One of the things that most draws me to Tolkien is the way he deals with theodicy, or the problem of evil. What exactly is the “problem of evil”? I’d define it this way, complete with tones of horror and despair: “O God, why would you allow this to happen to us?”
In response to this question, the Catechism of the Catholic Church speaks of the “happy fault.” This is perhaps where the rubber of Christianity meets the road of human experience. After all, as anyone who has wondered why Crucifixion Friday is called “Good” Friday can tell you, Christians hold up the Crucifixion, that most evil of all events, as somehow also the greatest good. It is one of the mysteries at the heart of the Christian conception of reality: that out of evil, some greater good will emerge.
In Chapter 11 of The Silmarillion, Tolkien deals with the inherent tension in the problem of evil head on. In the aftermath of Melkor’s destruction of the Two Trees and Fëanor’s subsequent rebellion against Valinor, Manwë and the other Valar ponder the destruction and what good can possibly come of it. It is Manwë, known for being closest to the mind of Ilúvatar (God), who exclaims “[E]ven as Eru spoke to us shall beauty not before conceived be brought into Eä, and evil yet be good to have been.” Manwë remembers the Music. Every time Melkor tried to insert something of his own devising, Ilúvatar, the conductor, was able to create something even more beautiful by it.
Manwë sets an example for us. As we survey the devastation of evil in our lives (no matter the cause), it can be an occasion to despair or defeatism. Yet Manwë is able to remember how this played out before. He remembers the Halls of Ilúvatar, those ancient moments when Melkor sought to ruin the Music of the Ainur and somehow Ilúvatar used his work to make the Music even more beautiful. This is an act of visionary might, a spiritual reflex to cultivate within ourselves. Have I known triumphs to come from tragedy before? Do I believe that it will happen again? Do I trust God to work not just good, but even greater good, out of this?
Still, it’s important to note that it is not Manwë who has the final word here, but Mandos, the master of doom. To Manwë’s epiphany that evil shall “yet be good to have been,” Mandos soberly retorts “And yet remain evil.” Now it would be easy to write off Mandos as some sort of cosmic Debbie Downer here, but that would miss the point. No, Mandos is keeping Manwë (and us) grounded to the reality of evil’s immediate effects. In this, I see an important spiritual qualifier for Christians, even as they trust God to work all things for good. Though we do most certainly hope in Him who seems to have proven Himself by the reality of Christ’s Resurrection, evil and suffering yet remain something that each human being must deal with on her own terms. Each of us is given different crosses to bear, different ways in which we must suffer, and we must never presume to know what another is experiencing within themselves.
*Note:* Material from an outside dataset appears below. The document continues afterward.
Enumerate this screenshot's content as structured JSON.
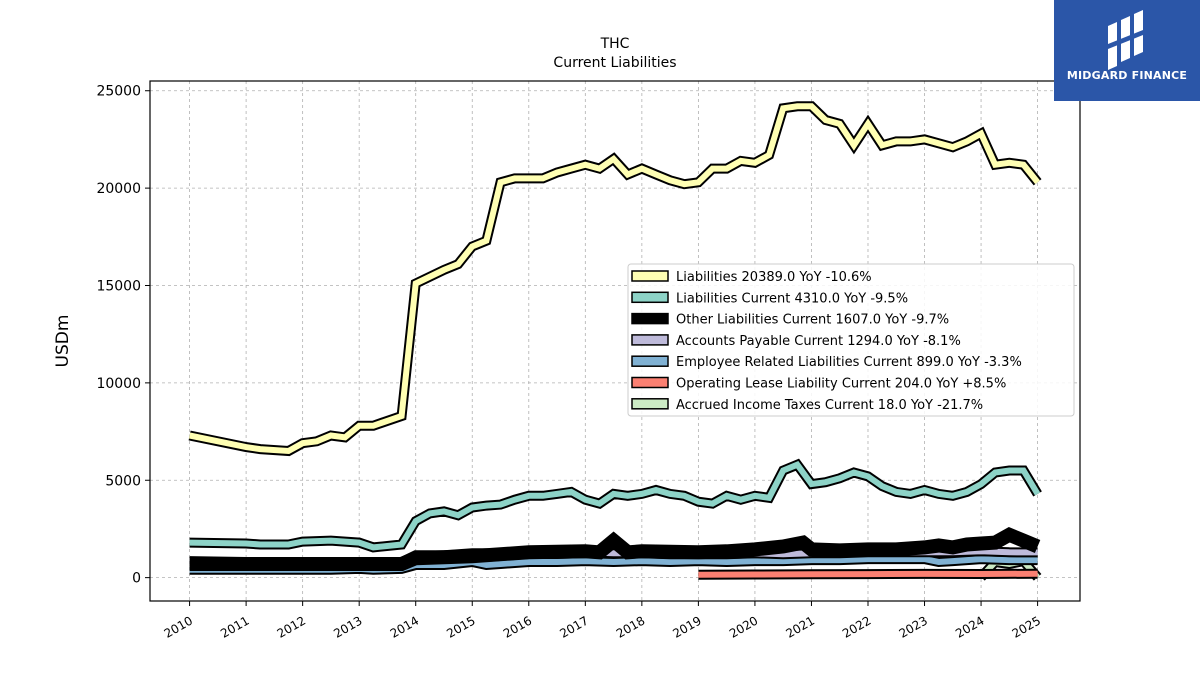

Mandos reminds us that we shouldn’t try to sugarcoat evil or suffering. Though we hope for triumph and a greater good to result, we must never lose sight of suffering’s bitter reality, of the existential horror associated with so much evil. This is the tension of the mystery, the reason comprehending it rises above the power of our intellects. In brief, we must never presume to triumph over another’s suffering for them simply because we know the ultimate outcome. It is a commendable thing to encourage hope and strength in our neighbor who suffers; it is the worst sort of pride to presume to know their pain better than they do.
The Outcome of Tragedy
The remaining chapters of The Silmarillion bear witness to the good that is to emerge from the tragedies of Valinor. One of the most immediate effects is the adorning of the sky with the Sun and the Moon. Further on, we witness the great and beautiful valor of heroes like Fingolfin, Finrod Felagund, Beren, Lúthien, and Eärendil. Glorious cities are founded, and the lines of Elves and Men are joined in ways that will lead to the births of great heroes in ages to come. While there is plenty of evil yet to occur, we learn that Melkor’s powers are slowly diminishing with every evil act he commits. There is an end to the tragedy in sight.
Like the heroes of Tolkien’s world, our lot is not to labor in the full light of the good that is to come, but nor is it to labor in darkness or despair over the evil that seems to abound. Instead, we train our hearts to hope, to recall the triumphs and eucatastrophes of the past, and so to look with expectation to the glorious new reality that is to come.